Look, it's not Speed Racer. It's not Iron Man. But this is a quality film, it's really fun and it's an amazing cast," says Jens Meurer of Egoli Tossell, the German producer of Michael Hoffman's English-language The Last Station, now shooting in Cologne.

Set in 1910, the film tells the story of the last days in the life of Russian War And Peace author Leo Tolstoy. It stars Helen Mirren (who is of Russian descent and was born Ilyena Mironov) as Tolstoy's wife Sofya, James McAvoy, who plays Tolstoy's secretary, with Christopher Plummer as Tolstoy and Paul Giamatti as Tolstoy's dedicated and slightly priggish disciple, Chertkov.

It is the first film made through Def, the joint, German-based production venture between Meurer and UK producer Chris Curling of Zephyr Films. The two met through ACE, the European producers' network, and have since worked together on the South African film Spoon in 2005 and the German title Almost Heaven the same year. Meurer has tackled ambitious Russian costume dramas before. He produced Alexander Sokurov's Russian Ark, the famous "one take" epic shot in the Hermitage.

They chose to shoot in Germany, says Curling, due to the excellence of German technicians, the generosity of the country's regional funds and its centrality. "It's the centre of Europe - close to Prague, Warsaw and on the way to St Petersburg and Moscow," he says. Def, which is based in the central German city of Halle in the Saxony Anhalt region, where most of the film is being shot, has raised a substantial amount of the film's approximate $39m (£20m) budget out of Germany. In addition to $2.5m (EUR1.6m) from the Federal Film Fund, and a bank loan from Commerzbank in Berlin, it has secured $3.4m (EUR2.2m) from three German equity funds: MDM covering the states of Saxony Anhalt, Thuringen and Saxony, the MBB in Berlin-Brandenberg and the Federal Film Fund, which provides project funding by committee.

Sales agent The Little Film Company has also pre-sold rights to Warner Bros for Germany, Austria and Switzerland.

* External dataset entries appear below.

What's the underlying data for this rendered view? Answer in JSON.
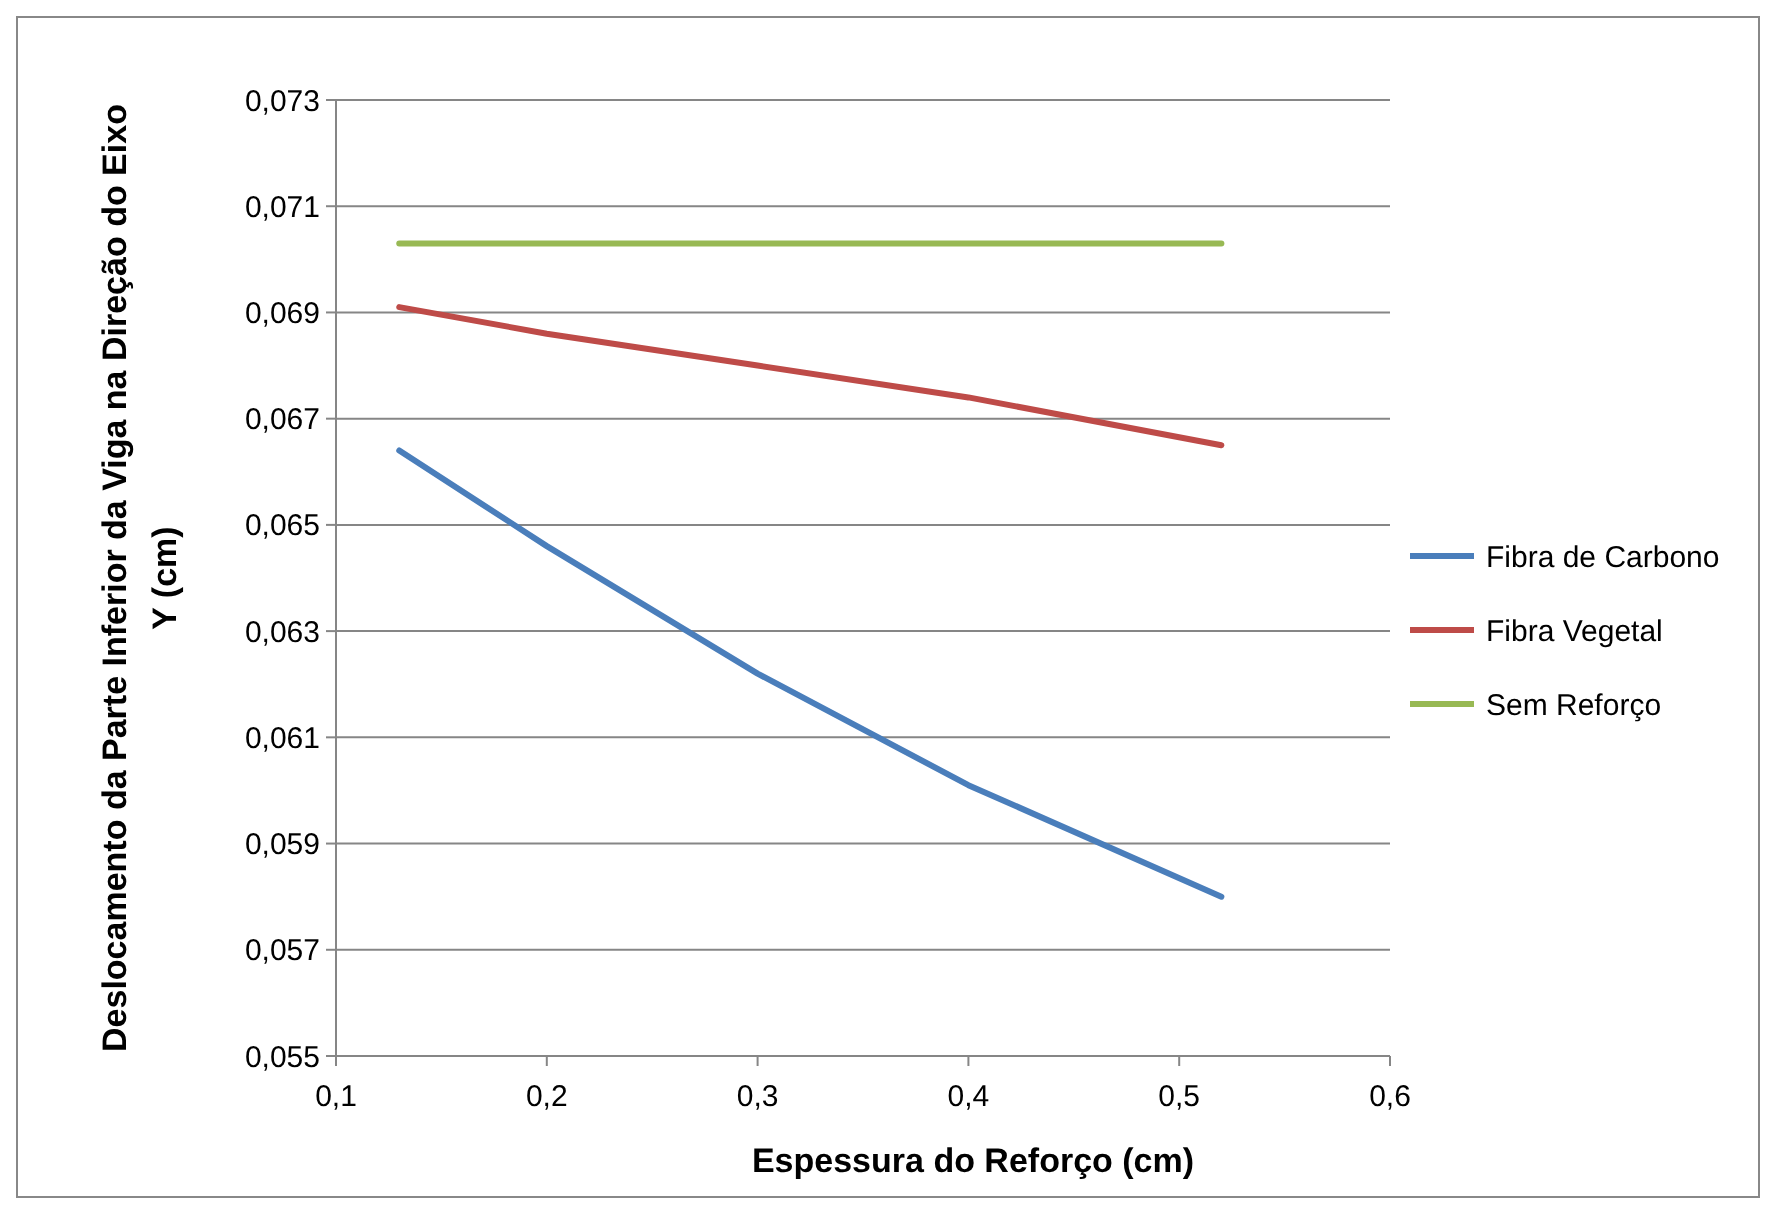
{
  "chart_data": {
    "type": "line",
    "xlabel": "Espessura do Reforço (cm)",
    "ylabel": "Deslocamento da Parte Inferior da Viga na Direção do Eixo Y (cm)",
    "x": [
      0.13,
      0.2,
      0.3,
      0.4,
      0.52
    ],
    "series": [
      {
        "name": "Fibra de Carbono",
        "color": "#4a7ebb",
        "values": [
          0.0664,
          0.0646,
          0.0622,
          0.0601,
          0.058
        ]
      },
      {
        "name": "Fibra Vegetal",
        "color": "#be4b48",
        "values": [
          0.0691,
          0.0686,
          0.068,
          0.0674,
          0.0665
        ]
      },
      {
        "name": "Sem Reforço",
        "color": "#98b954",
        "values": [
          0.0703,
          0.0703,
          0.0703,
          0.0703,
          0.0703
        ]
      }
    ],
    "xlim": [
      0.1,
      0.6
    ],
    "ylim": [
      0.055,
      0.073
    ],
    "xticks": [
      {
        "value": 0.1,
        "label": "0,1"
      },
      {
        "value": 0.2,
        "label": "0,2"
      },
      {
        "value": 0.3,
        "label": "0,3"
      },
      {
        "value": 0.4,
        "label": "0,4"
      },
      {
        "value": 0.5,
        "label": "0,5"
      },
      {
        "value": 0.6,
        "label": "0,6"
      }
    ],
    "yticks": [
      {
        "value": 0.055,
        "label": "0,055"
      },
      {
        "value": 0.057,
        "label": "0,057"
      },
      {
        "value": 0.059,
        "label": "0,059"
      },
      {
        "value": 0.061,
        "label": "0,061"
      },
      {
        "value": 0.063,
        "label": "0,063"
      },
      {
        "value": 0.065,
        "label": "0,065"
      },
      {
        "value": 0.067,
        "label": "0,067"
      },
      {
        "value": 0.069,
        "label": "0,069"
      },
      {
        "value": 0.071,
        "label": "0,071"
      },
      {
        "value": 0.073,
        "label": "0,073"
      }
    ],
    "grid": "y",
    "legend": "right",
    "marker": "none",
    "line_style": "solid"
  }
}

The set-up reflects the changing nature of the European co-production scene.

"In the days of (the now defunct UK tax break) Section 48, we might have shot in Russia, Germany or Prague," Curling explains. "We would have qualified it as British and done all the post in the UK and maybe the studio (work) in the UK.

"Our main cast is British and all our heads of department are British. We'd have qualified in that way and partly financed it in that way. But with the new UK tax credit, it doesn't work for us at all because the film is not set in the UK and therefore it is not possible to do most of the shooting in the UK. We had to find a different way of financing it. We've financed it with Jens on the lead on the financing. It's a simple German film made by a German and a British producer."

Russian rights have been sold to producer-distributor Andrei Konchalovsky's Production Center which plans to "team up" with a Russian distributor to release The Last Station. The project may also become an official German-Russian co-production.

The Last Station has had an unusual gestation. In the late 1990s, legendary Holly-wood star Anthony Quinn optioned Jay Parini's novel on which The Last Station is based with a view to playing Tolstoy himself. During the 1990 shoot of Tony Scott's Revenge, Quinn befriended US producer Bonnie Arnold. But the project was never set up, and Arnold moved sideways into animation, producing Over The Hedge and Toy Story. In 1999, two years before Quinn's death, Arnold took over the rights. Four years ago, US director Michael Hoffman, whose diverse credits include Restoration, One Fine Day and Game 6, approached Arnold about the project, having read Parini's novel during a train journey.

Hoffman says he has been shooting the film in a freewheeling way that emphasises the story's contemporary resonance. "I've always felt biographical features are not worth making unless you make them as if they are fictional." He reflects on his decision to use handheld camera, steadicam and elaborate dolly shots: "It's an irreverent kind of period movie... there's a constant movement between the tragic and the melodramatic, the absurd and the ridiculous."

The Last Station is set for completion early next year. The Little Film Company is screening some footage at Cannes.